Фантом Я
Шрифт:
По мнению Ларки, я не принадлежал. И мой быстрый контакт с теми, кто, по ее мнению, принадлежал, очень ее удивил. Оказывается, я там был давно и прочно дома. И не имело значения сколько лет я хранил себя в уединении.
А теперь вдруг опять Роберта. Ворвалась ночной бабочкой и, освещая меня в полутьме сверканием белков, заявила о своем презрении. Все то же самое: «На что ты надеешься?» – выкрик мне в лицо. – «Бездельник, который лжет самому себе, что он – писатель». «Ты не способен содержать собственную женщину».
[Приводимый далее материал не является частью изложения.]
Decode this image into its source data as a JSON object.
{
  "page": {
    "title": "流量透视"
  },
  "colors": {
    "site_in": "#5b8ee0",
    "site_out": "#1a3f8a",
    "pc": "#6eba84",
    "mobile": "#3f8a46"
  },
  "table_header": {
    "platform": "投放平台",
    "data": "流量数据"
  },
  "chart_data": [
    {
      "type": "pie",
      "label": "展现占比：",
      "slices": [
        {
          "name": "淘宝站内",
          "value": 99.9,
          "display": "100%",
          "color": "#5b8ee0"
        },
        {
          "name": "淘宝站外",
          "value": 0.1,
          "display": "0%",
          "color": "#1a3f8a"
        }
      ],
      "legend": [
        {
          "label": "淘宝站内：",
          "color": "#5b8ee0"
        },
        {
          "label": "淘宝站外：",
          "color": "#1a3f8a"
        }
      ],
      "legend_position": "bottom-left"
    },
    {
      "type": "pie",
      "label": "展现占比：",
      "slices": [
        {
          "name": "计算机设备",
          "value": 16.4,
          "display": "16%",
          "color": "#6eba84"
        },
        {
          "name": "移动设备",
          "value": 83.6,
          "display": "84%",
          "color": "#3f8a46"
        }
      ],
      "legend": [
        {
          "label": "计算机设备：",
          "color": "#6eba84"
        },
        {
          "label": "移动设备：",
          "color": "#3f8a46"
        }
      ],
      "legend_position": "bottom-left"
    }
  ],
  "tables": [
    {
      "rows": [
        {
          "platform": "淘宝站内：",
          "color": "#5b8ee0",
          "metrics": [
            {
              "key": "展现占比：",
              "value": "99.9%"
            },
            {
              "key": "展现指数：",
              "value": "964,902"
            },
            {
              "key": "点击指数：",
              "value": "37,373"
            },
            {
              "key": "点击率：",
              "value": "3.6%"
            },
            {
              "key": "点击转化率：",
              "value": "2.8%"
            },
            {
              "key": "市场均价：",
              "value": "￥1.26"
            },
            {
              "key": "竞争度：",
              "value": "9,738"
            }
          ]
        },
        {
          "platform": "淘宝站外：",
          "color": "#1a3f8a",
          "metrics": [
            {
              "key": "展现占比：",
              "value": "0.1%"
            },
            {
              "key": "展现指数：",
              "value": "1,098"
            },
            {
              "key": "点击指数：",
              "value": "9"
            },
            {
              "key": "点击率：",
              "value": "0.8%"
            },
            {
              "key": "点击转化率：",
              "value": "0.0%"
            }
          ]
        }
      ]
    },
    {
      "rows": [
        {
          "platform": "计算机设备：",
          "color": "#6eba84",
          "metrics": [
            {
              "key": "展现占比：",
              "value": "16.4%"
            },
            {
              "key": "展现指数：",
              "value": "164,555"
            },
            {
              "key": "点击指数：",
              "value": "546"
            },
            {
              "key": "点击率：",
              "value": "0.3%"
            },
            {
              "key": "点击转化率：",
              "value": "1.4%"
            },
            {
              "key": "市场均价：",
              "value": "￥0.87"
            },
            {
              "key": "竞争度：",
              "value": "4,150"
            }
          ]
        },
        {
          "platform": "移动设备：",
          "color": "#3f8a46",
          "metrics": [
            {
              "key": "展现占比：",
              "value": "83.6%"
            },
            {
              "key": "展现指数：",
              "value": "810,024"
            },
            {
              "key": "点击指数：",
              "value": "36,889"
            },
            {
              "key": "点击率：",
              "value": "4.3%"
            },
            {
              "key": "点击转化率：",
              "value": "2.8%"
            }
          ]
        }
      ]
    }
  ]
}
В Италии, в Ладисполи – перевалочный пункт для эмигрантов
Господи, может, это ты меня пожизненно выделил на одиночное выживание, чтобы я смог высказаться по-своему?
Ура, пришел этот священный момент, когда я «закончил» нечто на пятидесяти страницах и вылез из норы, щурясь на яркий свет, с манускриптом в зубах. И отправился в маленькое нью-йоркское русское издательство. Маленький, кругленький русский издатель, как выразился о нем Кока, «в прошлом одесский биндюжник», а ныне американский предприниматель, сказал мне, что печатает только профессионалов, т.е. людей с именем.
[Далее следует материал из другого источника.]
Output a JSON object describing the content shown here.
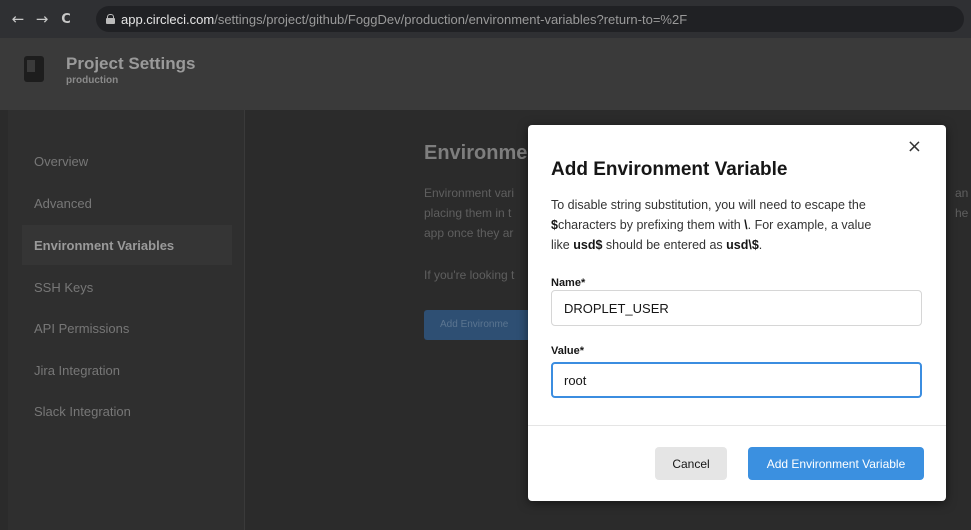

И я отправился «человек без имени» в Центральный парк посидеть на скамеечке, причаститься к миру сему, ибо оказался географически рядом.
Вернулся домой. Забрался в кровать.
Мне снилась злая цепочка снов, предрекающих мне гибель раннюю с жизнью неоправданной. Как пустая костяшка домино. Что такого особенного было мною сделано из выражения себя в мире, где надо в конце понять зачем пришел в начале, а в промежутке вслепую подчиняться внутреннему драйву, и без отлучек. За самоволку есть расплата. Для меня это – депрессия.
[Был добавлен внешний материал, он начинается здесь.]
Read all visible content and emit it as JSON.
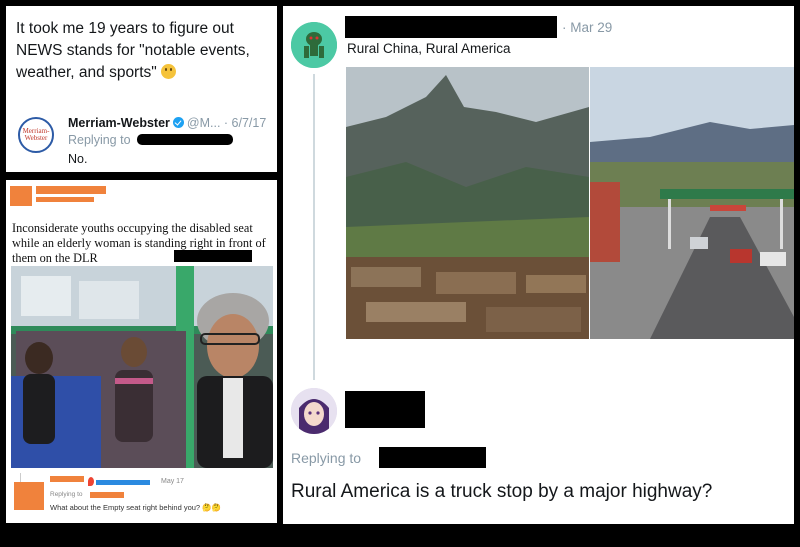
{
  "tweet1": {
    "text": "It took me 19 years to figure out NEWS stands for \"notable events, weather, and sports\"",
    "emoji_icon": "thinking-face-emoji",
    "reply": {
      "logo_text": "Merriam-Webster",
      "name": "Merriam-Webster",
      "verified_icon": "verified-badge-icon",
      "handle": "@M...",
      "date": "· 6/7/17",
      "replying_to": "Replying to",
      "text": "No."
    }
  },
  "tweet2": {
    "caption": "Inconsiderate youths occupying the disabled seat while an elderly woman is standing right in front of them on the DLR",
    "reply": {
      "date": "May 17",
      "replying_to": "Replying to",
      "text": "What about the Empty seat right behind you? 🤔🤔"
    }
  },
  "tweet3": {
    "date": "· Mar 29",
    "text": "Rural China, Rural America",
    "reply": {
      "replying_to": "Replying to",
      "text": "Rural America is a truck stop by a major highway?"
    }
  },
  "colors": {
    "twitter_blue": "#1da1f2",
    "secondary_text": "#8899a6",
    "redaction": "#000000",
    "orange_bar": "#f0823c"
  }
}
Реминисценция. Полет, наверное с десяток метров, выброшенных рукописей в Санкт-Петербурге, перед отъездом в Штаты. Вид с пятого этажа – внутренний двор, укрытый как снегом разнесенными ветром по асфальту листами бумаги из сваленных в огромную мусорную бочку многострадальных дневников и манускриптов. В ночь перед отлетом навсегда. А утром – взгляд в окно! – О Боже! Пусть ходят по моим дневникам ненавидимые мной соседи и соседки. Наплевать. Теперь на все наплевать. Закрыл занавеску и отвернулся от окна. «Пусто-пусто».
Мое санкт-петербургское плодородие увенчалось крохами в самиздате.
Последняя песнь на родине угодила в КГБ. Повесть о ленинградских отражениях. Я бродяжничал по мокрому от дождей венецианскому городу и коллекционировал их, и фантазировал о них. Я ими бредил.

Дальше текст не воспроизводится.